Sonaron las doce campanadas de año nuevo, media humanidad
daba saltos por una alegría que nadie, a ciencia cierta, sabía a qué se debía.
¡Feliz Año Nuevo, decían! Haciendo sonar
matasuegras bajo una lluvia de serpentinas y atragantándose con los huesecillos de unas uvas mal digeridas.
Al día siguiente los bombarderos iban a seguir haciendo su
trabajo, dos millones de refugiados seguirían a la intemperie ante unas vallas
asesinas, subiría el precio de los autobuses y algún Subsecretario de Estado prepararía
el decreto de otros 10.000 millones de recortes. Pero la gente descorchaba el
cava y llamaba compulsivamente con su teléfono móvil.

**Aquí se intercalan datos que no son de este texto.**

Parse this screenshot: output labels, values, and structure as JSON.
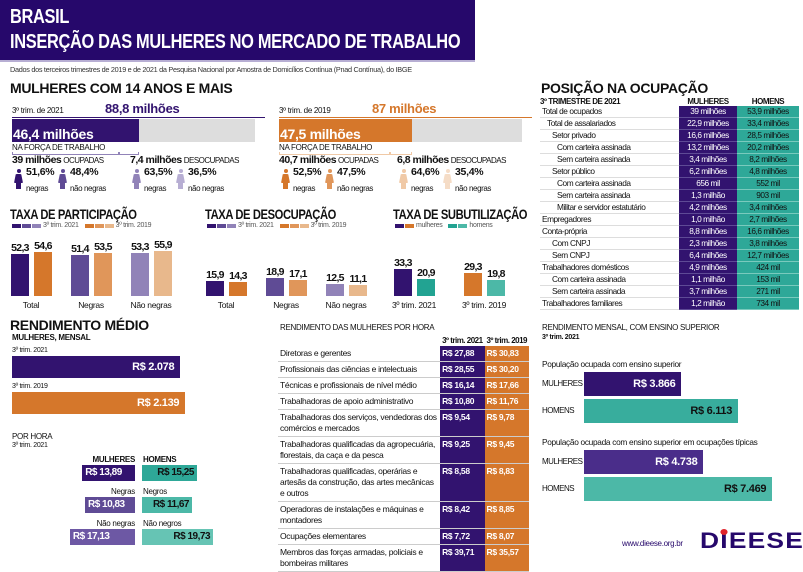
{
  "header": {
    "line1": "BRASIL",
    "line2": "INSERÇÃO DAS MULHERES NO MERCADO DE TRABALHO",
    "source": "Dados dos terceiros trimestres de 2019 e de 2021 da Pesquisa Nacional por Amostra de Domicílios Contínua (Pnad Contínua), do IBGE"
  },
  "colors": {
    "purple": "#32136f",
    "orange": "#d5772b",
    "teal": "#2ea898",
    "header": "#26086b"
  },
  "overview": {
    "title": "MULHERES COM 14 ANOS E MAIS",
    "blocks": [
      {
        "period": "3º trim. de 2021",
        "total": "88,8 milhões",
        "force": "46,4 milhões",
        "force_share": 0.523,
        "force_label": "NA FORÇA DE TRABALHO",
        "occupied": {
          "value": "39 milhões",
          "label": "OCUPADAS",
          "negras": "51,6%",
          "nao_negras": "48,4%"
        },
        "unoccupied": {
          "value": "7,4 milhões",
          "label": "DESOCUPADAS",
          "negras": "63,5%",
          "nao_negras": "36,5%"
        },
        "colors": [
          "#32136f",
          "#5f4b95",
          "#9183b8",
          "#b7aed3"
        ]
      },
      {
        "period": "3º trim. de 2019",
        "total": "87 milhões",
        "force": "47,5 milhões",
        "force_share": 0.546,
        "force_label": "NA FORÇA DE TRABALHO",
        "occupied": {
          "value": "40,7 milhões",
          "label": "OCUPADAS",
          "negras": "52,5%",
          "nao_negras": "47,5%"
        },
        "unoccupied": {
          "value": "6,8 milhões",
          "label": "DESOCUPADAS",
          "negras": "64,6%",
          "nao_negras": "35,4%"
        },
        "colors": [
          "#d5772b",
          "#e0965a",
          "#f0c9a6",
          "#f5dcc6"
        ]
      }
    ],
    "negras_label": "negras",
    "nao_negras_label": "não negras"
  },
  "chart_data": [
    {
      "type": "bar",
      "title": "TAXA DE PARTICIPAÇÃO",
      "categories": [
        "Total",
        "Negras",
        "Não negras"
      ],
      "legend": [
        "3º trim. 2021",
        "3º trim. 2019"
      ],
      "series": [
        {
          "name": "3º trim. 2021",
          "values": [
            52.3,
            51.4,
            53.3
          ],
          "labels": [
            "52,3",
            "51,4",
            "53,3"
          ],
          "colors": [
            "#32136f",
            "#5f4b95",
            "#9183b8"
          ]
        },
        {
          "name": "3º trim. 2019",
          "values": [
            54.6,
            53.5,
            55.9
          ],
          "labels": [
            "54,6",
            "53,5",
            "55,9"
          ],
          "colors": [
            "#d5772b",
            "#e0965a",
            "#e8b88c"
          ]
        }
      ]
    },
    {
      "type": "bar",
      "title": "TAXA DE DESOCUPAÇÃO",
      "categories": [
        "Total",
        "Negras",
        "Não negras"
      ],
      "legend": [
        "3º trim. 2021",
        "3º trim. 2019"
      ],
      "series": [
        {
          "name": "3º trim. 2021",
          "values": [
            15.9,
            18.9,
            12.5
          ],
          "labels": [
            "15,9",
            "18,9",
            "12,5"
          ],
          "colors": [
            "#32136f",
            "#5f4b95",
            "#9183b8"
          ]
        },
        {
          "name": "3º trim. 2019",
          "values": [
            14.3,
            17.1,
            11.1
          ],
          "labels": [
            "14,3",
            "17,1",
            "11,1"
          ],
          "colors": [
            "#d5772b",
            "#e0965a",
            "#e8b88c"
          ]
        }
      ]
    },
    {
      "type": "bar",
      "title": "TAXA DE SUBUTILIZAÇÃO",
      "categories": [
        "3º trim. 2021",
        "3º trim. 2019"
      ],
      "legend": [
        "mulheres",
        "homens"
      ],
      "series": [
        {
          "name": "mulheres",
          "values": [
            33.3,
            29.3
          ],
          "labels": [
            "33,3",
            "29,3"
          ],
          "colors": [
            "#32136f",
            "#d5772b"
          ]
        },
        {
          "name": "homens",
          "values": [
            20.9,
            19.8
          ],
          "labels": [
            "20,9",
            "19,8"
          ],
          "colors": [
            "#22a392",
            "#4cb8a7"
          ]
        }
      ]
    },
    {
      "type": "bar",
      "title": "RENDIMENTO MÉDIO",
      "subtitle": "MULHERES, MENSAL",
      "orientation": "horizontal",
      "categories": [
        "3º trim. 2021",
        "3º trim. 2019"
      ],
      "values": [
        2078,
        2139
      ],
      "labels": [
        "R$ 2.078",
        "R$ 2.139"
      ],
      "colors": [
        "#32136f",
        "#d5772b"
      ]
    },
    {
      "type": "bar",
      "title": "POR HORA",
      "subtitle": "3º trim. 2021",
      "orientation": "horizontal-diverging",
      "groups": [
        {
          "women_label": "MULHERES",
          "men_label": "HOMENS",
          "women": 13.89,
          "men": 15.25,
          "women_text": "R$ 13,89",
          "men_text": "R$ 15,25",
          "women_color": "#32136f",
          "men_color": "#2ea898"
        },
        {
          "women_label": "Negras",
          "men_label": "Negros",
          "women": 10.83,
          "men": 11.67,
          "women_text": "R$ 10,83",
          "men_text": "R$ 11,67",
          "women_color": "#5f4b95",
          "men_color": "#4cb8a7"
        },
        {
          "women_label": "Não negras",
          "men_label": "Não negros",
          "women": 17.13,
          "men": 19.73,
          "women_text": "R$ 17,13",
          "men_text": "R$ 19,73",
          "women_color": "#6d58a4",
          "men_color": "#66c4b4"
        }
      ]
    },
    {
      "type": "bar",
      "title": "RENDIMENTO MENSAL, COM ENSINO SUPERIOR",
      "subtitle": "3º trim. 2021",
      "orientation": "horizontal",
      "panels": [
        {
          "caption": "População ocupada com ensino superior",
          "categories": [
            "MULHERES",
            "HOMENS"
          ],
          "values": [
            3866,
            6113
          ],
          "labels": [
            "R$ 3.866",
            "R$ 6.113"
          ],
          "colors": [
            "#32136f",
            "#38ad9d"
          ]
        },
        {
          "caption": "População ocupada com ensino superior em ocupações típicas",
          "categories": [
            "MULHERES",
            "HOMENS"
          ],
          "values": [
            4738,
            7469
          ],
          "labels": [
            "R$ 4.738",
            "R$ 7.469"
          ],
          "colors": [
            "#4a2d8a",
            "#4cb8a7"
          ]
        }
      ]
    }
  ],
  "hourly": {
    "title": "RENDIMENTO DAS MULHERES POR HORA",
    "col1": "3º trim. 2021",
    "col2": "3º trim. 2019",
    "rows": [
      {
        "label": "Diretoras e gerentes",
        "v2021": "R$ 27,88",
        "v2019": "R$ 30,83"
      },
      {
        "label": "Profissionais das ciências e intelectuais",
        "v2021": "R$ 28,55",
        "v2019": "R$ 30,20"
      },
      {
        "label": "Técnicas e profissionais de nível médio",
        "v2021": "R$ 16,14",
        "v2019": "R$ 17,66"
      },
      {
        "label": "Trabalhadoras de apoio administrativo",
        "v2021": "R$ 10,80",
        "v2019": "R$ 11,76"
      },
      {
        "label": "Trabalhadoras dos serviços, vendedoras dos comércios e mercados",
        "v2021": "R$ 9,54",
        "v2019": "R$ 9,78"
      },
      {
        "label": "Trabalhadoras qualificadas da agropecuária, florestais, da caça e da pesca",
        "v2021": "R$ 9,25",
        "v2019": "R$ 9,45"
      },
      {
        "label": "Trabalhadoras qualificadas, operárias e artesãs da construção, das artes mecânicas e outros",
        "v2021": "R$ 8,58",
        "v2019": "R$ 8,83"
      },
      {
        "label": "Operadoras de instalações e máquinas e montadores",
        "v2021": "R$ 8,42",
        "v2019": "R$ 8,85"
      },
      {
        "label": "Ocupações elementares",
        "v2021": "R$ 7,72",
        "v2019": "R$ 8,07"
      },
      {
        "label": "Membros das forças armadas, policiais e bombeiras militares",
        "v2021": "R$ 39,71",
        "v2019": "R$ 35,57"
      }
    ]
  },
  "position": {
    "title": "POSIÇÃO NA OCUPAÇÃO",
    "period": "3º TRIMESTRE DE 2021",
    "col_women": "MULHERES",
    "col_men": "HOMENS",
    "rows": [
      {
        "label": "Total de ocupados",
        "level": 0,
        "women": "39 milhões",
        "men": "53,9 milhões"
      },
      {
        "label": "Total de assalariados",
        "level": 1,
        "women": "22,9 milhões",
        "men": "33,4 milhões"
      },
      {
        "label": "Setor privado",
        "level": 2,
        "women": "16,6 milhões",
        "men": "28,5 milhões"
      },
      {
        "label": "Com carteira assinada",
        "level": 3,
        "women": "13,2 milhões",
        "men": "20,2 milhões"
      },
      {
        "label": "Sem carteira assinada",
        "level": 3,
        "women": "3,4 milhões",
        "men": "8,2 milhões"
      },
      {
        "label": "Setor público",
        "level": 2,
        "women": "6,2 milhões",
        "men": "4,8 milhões",
        "group": true
      },
      {
        "label": "Com carteira assinada",
        "level": 3,
        "women": "656 mil",
        "men": "552 mil"
      },
      {
        "label": "Sem carteira assinada",
        "level": 3,
        "women": "1,3 milhão",
        "men": "903 mil"
      },
      {
        "label": "Militar e servidor estatutário",
        "level": 3,
        "women": "4,2 milhões",
        "men": "3,4 milhões"
      },
      {
        "label": "Empregadores",
        "level": 0,
        "women": "1,0 milhão",
        "men": "2,7 milhões",
        "group": true
      },
      {
        "label": "Conta-própria",
        "level": 0,
        "women": "8,8 milhões",
        "men": "16,6 milhões",
        "group": true
      },
      {
        "label": "Com CNPJ",
        "level": 2,
        "women": "2,3 milhões",
        "men": "3,8 milhões"
      },
      {
        "label": "Sem CNPJ",
        "level": 2,
        "women": "6,4 milhões",
        "men": "12,7 milhões"
      },
      {
        "label": "Trabalhadores domésticos",
        "level": 0,
        "women": "4,9 milhões",
        "men": "424 mil",
        "group": true
      },
      {
        "label": "Com carteira assinada",
        "level": 2,
        "women": "1,1 milhão",
        "men": "153 mil"
      },
      {
        "label": "Sem carteira assinada",
        "level": 2,
        "women": "3,7 milhões",
        "men": "271 mil"
      },
      {
        "label": "Trabalhadores familiares",
        "level": 0,
        "women": "1,2 milhão",
        "men": "734 mil",
        "group": true
      }
    ]
  },
  "footer": {
    "url": "www.dieese.org.br",
    "logo": "DIEESE"
  }
}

Las promesas que se establecieron el año pasado yacían
incumplidas mientras la Tierra había girado sobre sí misma una rotación
completa. Algunos sólo era un año más absurdos, las arrugas de su cara era un
año más profundas y su hígado había
aguantado trescientos wiskis más.
Al final de este viaje de 360 grados, estábamos donde el año
pasado, con menos pelo y más feos ante el espejo. Sólo existen dos salidas: hacerse
el gilipollas total, celebrar las trasparencias de las presentadoras gilipollas
de las cadenas, también dirigidas a la gilipollez extrema o esperar que el
destino sea conducido con alguna inteligencia, propia o ajena, hasta el fondo del universo.

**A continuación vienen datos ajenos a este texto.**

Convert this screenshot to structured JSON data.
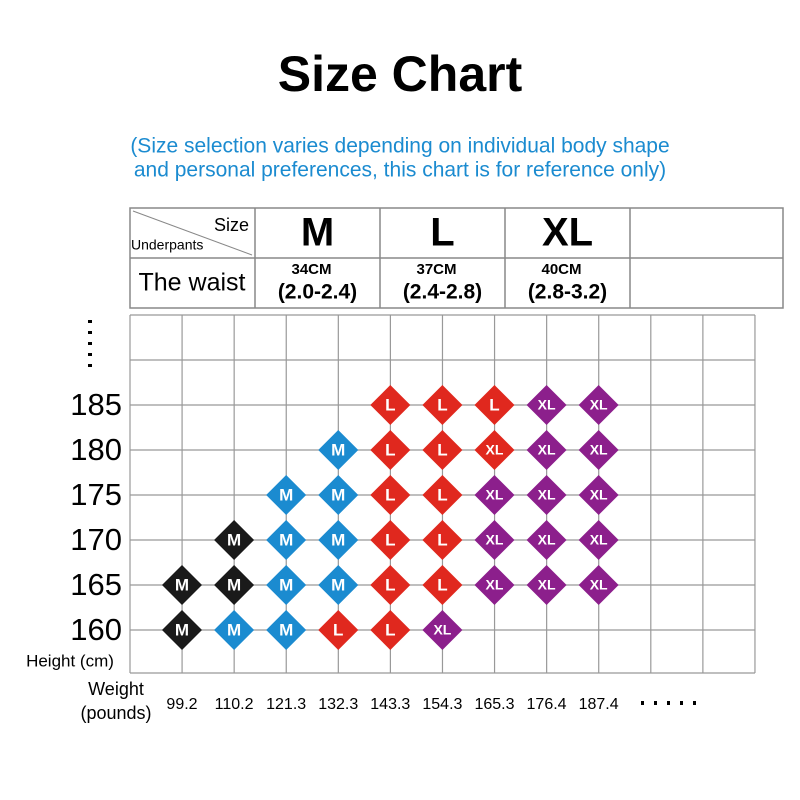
{
  "header": {
    "title": "Size Chart",
    "subtitle": [
      "(Size selection varies depending on individual body shape",
      "and personal preferences, this chart is for reference only)"
    ]
  },
  "size_table": {
    "size_label": "Size",
    "row_label": "Underpants",
    "waist_label": "The waist",
    "sizes": [
      {
        "name": "M",
        "waist": "34CM",
        "range": "(2.0-2.4)"
      },
      {
        "name": "L",
        "waist": "37CM",
        "range": "(2.4-2.8)"
      },
      {
        "name": "XL",
        "waist": "40CM",
        "range": "(2.8-3.2)"
      }
    ]
  },
  "grid": {
    "y_label": "Height (cm)",
    "x_label": [
      "Weight",
      "(pounds)"
    ],
    "y_more": ".....",
    "x_more": ".....",
    "weights": [
      "99.2",
      "110.2",
      "121.3",
      "132.3",
      "143.3",
      "154.3",
      "165.3",
      "176.4",
      "187.4"
    ],
    "rows": [
      {
        "height": "185",
        "cells": [
          null,
          null,
          null,
          null,
          {
            "label": "L",
            "color": "#e0281e"
          },
          {
            "label": "L",
            "color": "#e0281e"
          },
          {
            "label": "L",
            "color": "#e0281e"
          },
          {
            "label": "XL",
            "color": "#8c1f8c"
          },
          {
            "label": "XL",
            "color": "#8c1f8c"
          }
        ]
      },
      {
        "height": "180",
        "cells": [
          null,
          null,
          null,
          {
            "label": "M",
            "color": "#1b8bd0"
          },
          {
            "label": "L",
            "color": "#e0281e"
          },
          {
            "label": "L",
            "color": "#e0281e"
          },
          {
            "label": "XL",
            "color": "#e0281e"
          },
          {
            "label": "XL",
            "color": "#8c1f8c"
          },
          {
            "label": "XL",
            "color": "#8c1f8c"
          }
        ]
      },
      {
        "height": "175",
        "cells": [
          null,
          null,
          {
            "label": "M",
            "color": "#1b8bd0"
          },
          {
            "label": "M",
            "color": "#1b8bd0"
          },
          {
            "label": "L",
            "color": "#e0281e"
          },
          {
            "label": "L",
            "color": "#e0281e"
          },
          {
            "label": "XL",
            "color": "#8c1f8c"
          },
          {
            "label": "XL",
            "color": "#8c1f8c"
          },
          {
            "label": "XL",
            "color": "#8c1f8c"
          }
        ]
      },
      {
        "height": "170",
        "cells": [
          null,
          {
            "label": "M",
            "color": "#1a1a1a"
          },
          {
            "label": "M",
            "color": "#1b8bd0"
          },
          {
            "label": "M",
            "color": "#1b8bd0"
          },
          {
            "label": "L",
            "color": "#e0281e"
          },
          {
            "label": "L",
            "color": "#e0281e"
          },
          {
            "label": "XL",
            "color": "#8c1f8c"
          },
          {
            "label": "XL",
            "color": "#8c1f8c"
          },
          {
            "label": "XL",
            "color": "#8c1f8c"
          }
        ]
      },
      {
        "height": "165",
        "cells": [
          {
            "label": "M",
            "color": "#1a1a1a"
          },
          {
            "label": "M",
            "color": "#1a1a1a"
          },
          {
            "label": "M",
            "color": "#1b8bd0"
          },
          {
            "label": "M",
            "color": "#1b8bd0"
          },
          {
            "label": "L",
            "color": "#e0281e"
          },
          {
            "label": "L",
            "color": "#e0281e"
          },
          {
            "label": "XL",
            "color": "#8c1f8c"
          },
          {
            "label": "XL",
            "color": "#8c1f8c"
          },
          {
            "label": "XL",
            "color": "#8c1f8c"
          }
        ]
      },
      {
        "height": "160",
        "cells": [
          {
            "label": "M",
            "color": "#1a1a1a"
          },
          {
            "label": "M",
            "color": "#1b8bd0"
          },
          {
            "label": "M",
            "color": "#1b8bd0"
          },
          {
            "label": "L",
            "color": "#e0281e"
          },
          {
            "label": "L",
            "color": "#e0281e"
          },
          {
            "label": "XL",
            "color": "#8c1f8c"
          },
          null,
          null,
          null
        ]
      }
    ]
  }
}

En el primer caso, cuando más te aproximes al chimpancé, más
feliz serás, de modo que te dará igual una cadena –de televisión o de la vida-
que otra. Sólo tienes que esperar la llamada del gilipollas de tu obispo o de
tu Presidente de Gobierno.
En el segundo, te verás y sentirás cada vez más solo/a. Ya
ni siquiera te consolará la poesía, ni decir que ese viaje alrededor de uno
mismo será otro regreso a Ítaca. Tus partidos, tus ideologías, o desaparecerán como
opciones electorales y todo lo decidirán los ocho tertulianos comprados (y
gilipollas), de una cadena mental en forma de grilletes de ondas televisivas.

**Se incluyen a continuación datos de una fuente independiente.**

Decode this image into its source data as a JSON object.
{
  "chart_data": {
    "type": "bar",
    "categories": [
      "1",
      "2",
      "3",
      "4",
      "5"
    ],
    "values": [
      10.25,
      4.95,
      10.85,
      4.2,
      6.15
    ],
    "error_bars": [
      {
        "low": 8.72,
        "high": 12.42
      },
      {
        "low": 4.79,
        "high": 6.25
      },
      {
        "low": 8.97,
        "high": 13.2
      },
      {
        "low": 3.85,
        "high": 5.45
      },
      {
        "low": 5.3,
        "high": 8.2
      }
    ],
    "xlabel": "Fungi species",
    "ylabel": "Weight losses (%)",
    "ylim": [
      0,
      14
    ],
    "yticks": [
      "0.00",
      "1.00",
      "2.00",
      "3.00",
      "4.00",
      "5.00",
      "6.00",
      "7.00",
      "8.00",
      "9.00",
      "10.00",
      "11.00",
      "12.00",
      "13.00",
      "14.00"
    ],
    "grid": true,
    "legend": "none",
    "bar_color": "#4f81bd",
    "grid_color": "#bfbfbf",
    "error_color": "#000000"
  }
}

Pero ya están ya creciendo los días. Cualquier día de estos
saldrás al campo y habrán florecido los almendros. En febrero la savia teñirá de
amarillo las mimosas y algo que comienza a agitar las gemas de los árboles
también subirá por tus piernas hasta alcanzar el paladar, y a partir de ahí
rodarán las horas.
Llegará el verano. Y las frutas. Y las horas de sol en la
playa. Y un atardecer eterno, donde al ponerse el sol dan ganas de aplaudir o
de escuchar a Bach, rajar una sandía o notar el perfume del mar, entre sal y
algas.
Puede haber un beso sobre unas sábanas frescas. Y entonces,
si, no ha habido que pedir ni a los dioses ni a los astros nada que ya no
tengas, que no merezcas. Entonces, no el año, sino el momento será feliz.
Y no será un golpe del destino, es que una multitud de
gilipollas estaba esperando que llegara otro 31 de diciembre.